Bess’s understanding of the issue was influenced in part by a trip we took one day to civil court headquarters in lower Manhattan. In a large basement room, she saw row after row of cabinets with Citi’s name on them. Each cabinet held hundreds of files of delinquent customers on their way to being officially stamped as judgments, many of which Citi would use to impose liens on their homes.

Bess was shocked that Citi was suing so many people. She saw it as an abuse of the court system and insisted that there had to be better ways to work directly with distressed borrowers to get them to repay.

The people at the top listened. In short order they assigned smart, experienced managers to modernize and humanize the collection process. They ordered the new team to work closely with other units like risk management and marketing to better understand the causes and effects of delinquencies.

Statistical analysis replaced ancient group-think. Every part of the collection process had to be put under a microscope to assure it would prove to be efficient, fair, media-sensitive and legal. The objective was to produce win-wins for the bank and its customers. The end results were significantly less lawsuits and far more negotiated workouts.

Bess had nothing to do with these specific changes. But excellent manager that she was, she got the ball rolling in the right direction by motivating good people to reach for the sky.

A Legacy of Consumer Reforms

I could go on and on about the successes of Bess that are now long forgotten. Bess almost always won the day during her time at Citi, and both the bank and its customers benefited enormously. Instead of losing competitive advantages, Citi won them in scores. Instead of facing vilification from politicians and the media, it won praise from longtime adversaries including New York governor Hugh Carey, the much-feared head of the Senate Banking Committee William Proxmire, newspapers across the country and even die-hard competitors.

Citi was likewise flattered to see within months of the inauguration of its plain-language note that virtually every bank in the United States had changed their agreements to mirror Citi's. Even President Jimmy Carter climbed on board when he made plain language a mandate of his administration. His Secretary of Commerce awarded Citi a citation for leading the cause.

The new note was so powerful that it influenced law schools across the country to change their legal writing courses, paving the way to what is now a flourishing global plain-language movement and prompting the adoption of plain-language laws in every state.

On the collection side, Bess’s reforms soon became the norm across the banking industry. They weren’t Nirvana, but they were far better than the ugliness that had prevailed before she arrived at Citi. And they beat anything politicians or law enforcers could have come up with.
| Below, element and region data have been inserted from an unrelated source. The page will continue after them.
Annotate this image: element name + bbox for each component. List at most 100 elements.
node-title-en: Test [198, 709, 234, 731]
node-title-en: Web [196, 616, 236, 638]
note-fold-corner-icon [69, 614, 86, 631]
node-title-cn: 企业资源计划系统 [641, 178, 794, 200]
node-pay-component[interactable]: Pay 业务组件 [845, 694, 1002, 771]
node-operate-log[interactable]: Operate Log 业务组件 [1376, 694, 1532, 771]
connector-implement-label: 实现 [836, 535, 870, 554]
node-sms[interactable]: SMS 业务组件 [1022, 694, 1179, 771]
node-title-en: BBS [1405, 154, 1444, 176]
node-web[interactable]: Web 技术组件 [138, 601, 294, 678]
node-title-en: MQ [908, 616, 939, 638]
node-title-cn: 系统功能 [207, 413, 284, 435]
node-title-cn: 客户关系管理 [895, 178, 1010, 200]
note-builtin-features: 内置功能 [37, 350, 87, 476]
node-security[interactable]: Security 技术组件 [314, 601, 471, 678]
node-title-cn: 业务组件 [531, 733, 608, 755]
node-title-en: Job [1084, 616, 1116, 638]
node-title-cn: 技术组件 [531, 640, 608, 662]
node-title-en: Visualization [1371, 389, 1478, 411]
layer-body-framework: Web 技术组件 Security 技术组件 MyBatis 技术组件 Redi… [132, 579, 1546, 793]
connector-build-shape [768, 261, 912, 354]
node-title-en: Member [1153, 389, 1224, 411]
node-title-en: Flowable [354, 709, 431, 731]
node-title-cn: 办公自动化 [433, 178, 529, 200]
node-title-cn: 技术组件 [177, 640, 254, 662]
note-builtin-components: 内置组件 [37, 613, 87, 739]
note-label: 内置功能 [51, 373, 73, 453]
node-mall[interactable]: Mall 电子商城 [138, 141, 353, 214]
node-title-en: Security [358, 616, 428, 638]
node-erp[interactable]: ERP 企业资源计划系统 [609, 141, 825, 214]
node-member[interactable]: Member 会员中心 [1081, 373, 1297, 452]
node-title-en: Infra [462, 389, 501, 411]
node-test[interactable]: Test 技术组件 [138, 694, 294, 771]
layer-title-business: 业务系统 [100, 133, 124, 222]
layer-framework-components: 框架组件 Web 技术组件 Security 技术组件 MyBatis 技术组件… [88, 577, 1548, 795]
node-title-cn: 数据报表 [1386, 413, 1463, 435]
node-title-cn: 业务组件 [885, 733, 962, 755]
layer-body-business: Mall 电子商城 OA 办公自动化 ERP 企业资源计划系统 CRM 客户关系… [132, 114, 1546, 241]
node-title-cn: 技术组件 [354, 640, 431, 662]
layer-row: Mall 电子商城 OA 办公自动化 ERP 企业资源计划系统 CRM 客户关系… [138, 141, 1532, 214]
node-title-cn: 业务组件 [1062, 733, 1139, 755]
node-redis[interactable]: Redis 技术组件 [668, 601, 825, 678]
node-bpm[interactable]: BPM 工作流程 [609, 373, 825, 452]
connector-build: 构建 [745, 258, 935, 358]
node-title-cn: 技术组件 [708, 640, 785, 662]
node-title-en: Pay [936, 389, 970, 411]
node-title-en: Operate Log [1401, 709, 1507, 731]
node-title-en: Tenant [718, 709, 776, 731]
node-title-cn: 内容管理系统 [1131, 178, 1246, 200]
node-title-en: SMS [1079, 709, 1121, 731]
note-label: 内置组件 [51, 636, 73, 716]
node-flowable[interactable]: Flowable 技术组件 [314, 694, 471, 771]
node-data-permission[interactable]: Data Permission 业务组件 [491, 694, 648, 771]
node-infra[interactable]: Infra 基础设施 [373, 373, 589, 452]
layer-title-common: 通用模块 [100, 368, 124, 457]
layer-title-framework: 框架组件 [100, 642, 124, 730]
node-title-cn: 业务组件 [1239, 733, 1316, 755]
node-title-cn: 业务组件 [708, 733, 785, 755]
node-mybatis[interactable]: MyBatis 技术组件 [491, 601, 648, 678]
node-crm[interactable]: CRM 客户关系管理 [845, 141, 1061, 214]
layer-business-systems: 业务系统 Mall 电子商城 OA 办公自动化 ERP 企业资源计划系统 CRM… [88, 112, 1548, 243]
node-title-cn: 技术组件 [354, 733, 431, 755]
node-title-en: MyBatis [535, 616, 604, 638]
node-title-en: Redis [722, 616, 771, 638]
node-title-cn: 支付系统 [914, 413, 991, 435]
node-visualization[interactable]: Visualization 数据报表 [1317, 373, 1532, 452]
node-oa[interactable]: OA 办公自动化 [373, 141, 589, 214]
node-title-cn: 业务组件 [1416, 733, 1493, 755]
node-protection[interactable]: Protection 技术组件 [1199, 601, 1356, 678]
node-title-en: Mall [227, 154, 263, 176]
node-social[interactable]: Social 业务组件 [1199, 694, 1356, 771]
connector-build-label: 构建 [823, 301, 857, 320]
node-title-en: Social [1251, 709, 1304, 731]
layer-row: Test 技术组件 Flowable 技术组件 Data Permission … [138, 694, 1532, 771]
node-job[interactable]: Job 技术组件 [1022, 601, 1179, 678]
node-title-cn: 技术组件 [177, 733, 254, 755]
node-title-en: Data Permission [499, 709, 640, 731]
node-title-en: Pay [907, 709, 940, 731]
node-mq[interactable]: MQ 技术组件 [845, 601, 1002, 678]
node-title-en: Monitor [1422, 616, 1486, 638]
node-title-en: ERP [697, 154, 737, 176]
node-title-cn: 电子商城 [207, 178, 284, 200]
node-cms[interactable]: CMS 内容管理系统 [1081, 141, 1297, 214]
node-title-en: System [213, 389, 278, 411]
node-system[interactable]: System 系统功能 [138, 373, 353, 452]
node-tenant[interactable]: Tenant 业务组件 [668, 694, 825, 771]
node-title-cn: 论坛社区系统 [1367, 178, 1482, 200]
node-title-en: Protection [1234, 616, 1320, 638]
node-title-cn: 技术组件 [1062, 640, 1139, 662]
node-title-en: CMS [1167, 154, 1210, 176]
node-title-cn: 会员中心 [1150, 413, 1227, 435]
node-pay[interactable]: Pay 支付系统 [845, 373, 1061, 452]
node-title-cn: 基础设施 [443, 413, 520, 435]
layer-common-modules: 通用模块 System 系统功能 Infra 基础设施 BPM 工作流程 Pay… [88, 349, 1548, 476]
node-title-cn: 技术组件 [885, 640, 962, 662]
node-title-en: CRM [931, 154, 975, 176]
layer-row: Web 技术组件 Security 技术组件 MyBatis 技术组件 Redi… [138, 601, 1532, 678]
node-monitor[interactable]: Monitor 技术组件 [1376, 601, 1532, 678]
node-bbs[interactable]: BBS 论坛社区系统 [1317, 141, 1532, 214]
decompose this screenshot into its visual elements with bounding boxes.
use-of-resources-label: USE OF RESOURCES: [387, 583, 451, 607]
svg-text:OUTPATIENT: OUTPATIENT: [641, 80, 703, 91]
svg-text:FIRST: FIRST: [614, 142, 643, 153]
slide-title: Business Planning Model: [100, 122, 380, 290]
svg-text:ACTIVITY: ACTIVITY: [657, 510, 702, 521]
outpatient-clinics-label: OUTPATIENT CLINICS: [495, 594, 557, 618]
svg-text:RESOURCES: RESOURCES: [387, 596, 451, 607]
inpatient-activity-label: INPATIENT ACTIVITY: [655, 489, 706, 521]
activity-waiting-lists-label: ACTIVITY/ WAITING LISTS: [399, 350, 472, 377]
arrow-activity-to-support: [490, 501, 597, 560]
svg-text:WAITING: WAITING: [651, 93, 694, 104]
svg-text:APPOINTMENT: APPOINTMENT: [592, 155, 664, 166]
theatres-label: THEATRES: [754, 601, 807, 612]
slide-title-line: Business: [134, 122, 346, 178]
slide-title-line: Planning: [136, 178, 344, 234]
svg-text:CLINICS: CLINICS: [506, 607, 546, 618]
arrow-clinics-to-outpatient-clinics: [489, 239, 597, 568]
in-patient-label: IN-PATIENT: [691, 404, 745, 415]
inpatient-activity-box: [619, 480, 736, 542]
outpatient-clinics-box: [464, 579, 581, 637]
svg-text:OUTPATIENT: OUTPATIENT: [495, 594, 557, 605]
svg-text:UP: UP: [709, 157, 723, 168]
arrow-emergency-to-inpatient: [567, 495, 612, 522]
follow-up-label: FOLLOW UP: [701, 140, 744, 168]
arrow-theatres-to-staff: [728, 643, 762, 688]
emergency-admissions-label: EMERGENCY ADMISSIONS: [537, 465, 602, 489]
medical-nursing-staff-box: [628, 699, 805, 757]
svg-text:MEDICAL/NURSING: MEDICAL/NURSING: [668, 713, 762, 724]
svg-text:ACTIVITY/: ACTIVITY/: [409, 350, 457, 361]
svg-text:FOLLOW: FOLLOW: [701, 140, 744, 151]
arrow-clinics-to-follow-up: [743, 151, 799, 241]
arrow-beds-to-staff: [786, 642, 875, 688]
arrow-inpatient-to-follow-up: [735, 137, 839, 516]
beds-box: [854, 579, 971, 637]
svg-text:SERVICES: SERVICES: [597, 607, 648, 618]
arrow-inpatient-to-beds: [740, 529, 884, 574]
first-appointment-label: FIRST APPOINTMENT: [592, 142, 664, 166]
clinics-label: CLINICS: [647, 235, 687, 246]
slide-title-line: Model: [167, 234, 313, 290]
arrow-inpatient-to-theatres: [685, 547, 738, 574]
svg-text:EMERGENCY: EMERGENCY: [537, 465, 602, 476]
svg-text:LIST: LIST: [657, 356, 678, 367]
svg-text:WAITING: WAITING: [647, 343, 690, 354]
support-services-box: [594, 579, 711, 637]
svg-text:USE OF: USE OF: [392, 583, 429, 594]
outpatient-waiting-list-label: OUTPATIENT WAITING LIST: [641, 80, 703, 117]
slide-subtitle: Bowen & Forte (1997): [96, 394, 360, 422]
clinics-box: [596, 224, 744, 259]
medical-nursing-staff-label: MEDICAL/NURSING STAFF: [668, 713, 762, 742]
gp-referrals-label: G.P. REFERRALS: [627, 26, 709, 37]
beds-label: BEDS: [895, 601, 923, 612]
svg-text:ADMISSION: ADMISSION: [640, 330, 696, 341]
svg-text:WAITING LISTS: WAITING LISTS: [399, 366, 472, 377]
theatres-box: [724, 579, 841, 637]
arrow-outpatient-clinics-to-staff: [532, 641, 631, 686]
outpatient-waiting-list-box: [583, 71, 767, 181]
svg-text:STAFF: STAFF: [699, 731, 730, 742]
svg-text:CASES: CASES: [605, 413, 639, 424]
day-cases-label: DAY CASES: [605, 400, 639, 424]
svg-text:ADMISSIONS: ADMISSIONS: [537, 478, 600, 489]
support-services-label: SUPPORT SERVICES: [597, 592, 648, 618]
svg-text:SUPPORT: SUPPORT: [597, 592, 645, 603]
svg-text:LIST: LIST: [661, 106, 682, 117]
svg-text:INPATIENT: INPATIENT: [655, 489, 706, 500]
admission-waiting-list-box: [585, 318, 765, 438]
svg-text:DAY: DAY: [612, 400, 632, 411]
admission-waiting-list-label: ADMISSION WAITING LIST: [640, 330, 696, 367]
One could say that Bess was a real-life George Bailey. In reforming Citi, she changed banking for the better for millions of consumers.

She even leveraged her position at Citi to help save New York City itself. In 1975she played a pivotal role in persuading Walter Wriston, Citi and other major banks to support an effort to save the city from bankruptcy.

The successful turnaround of the city eventually lured Bess back into politics. In 1980, she became a New York State candidate for the U.S. Senate. Unfortunately, she lost her primary — in part to nasty charges about her years at Citi. Had Bess won the primary, I believe she would have won the election and even had an excellent shot at winning the U.S. presidency in 1988.

It is wrong that Bess never got credit for her good deeds at Citi. She helped rescue the company when it when it was in deep trouble. Sadly, Citi is once again wrestling with a number of problems. Its customers and government are angry, and its future appears bleak. The bank needs to relearn the lessons of the Bess Myerson era. And it should do so by finding another Bess.

Duncan A. MacDonald is a former general counsel of Citigroup Inc.'s Europe and North America card businesses.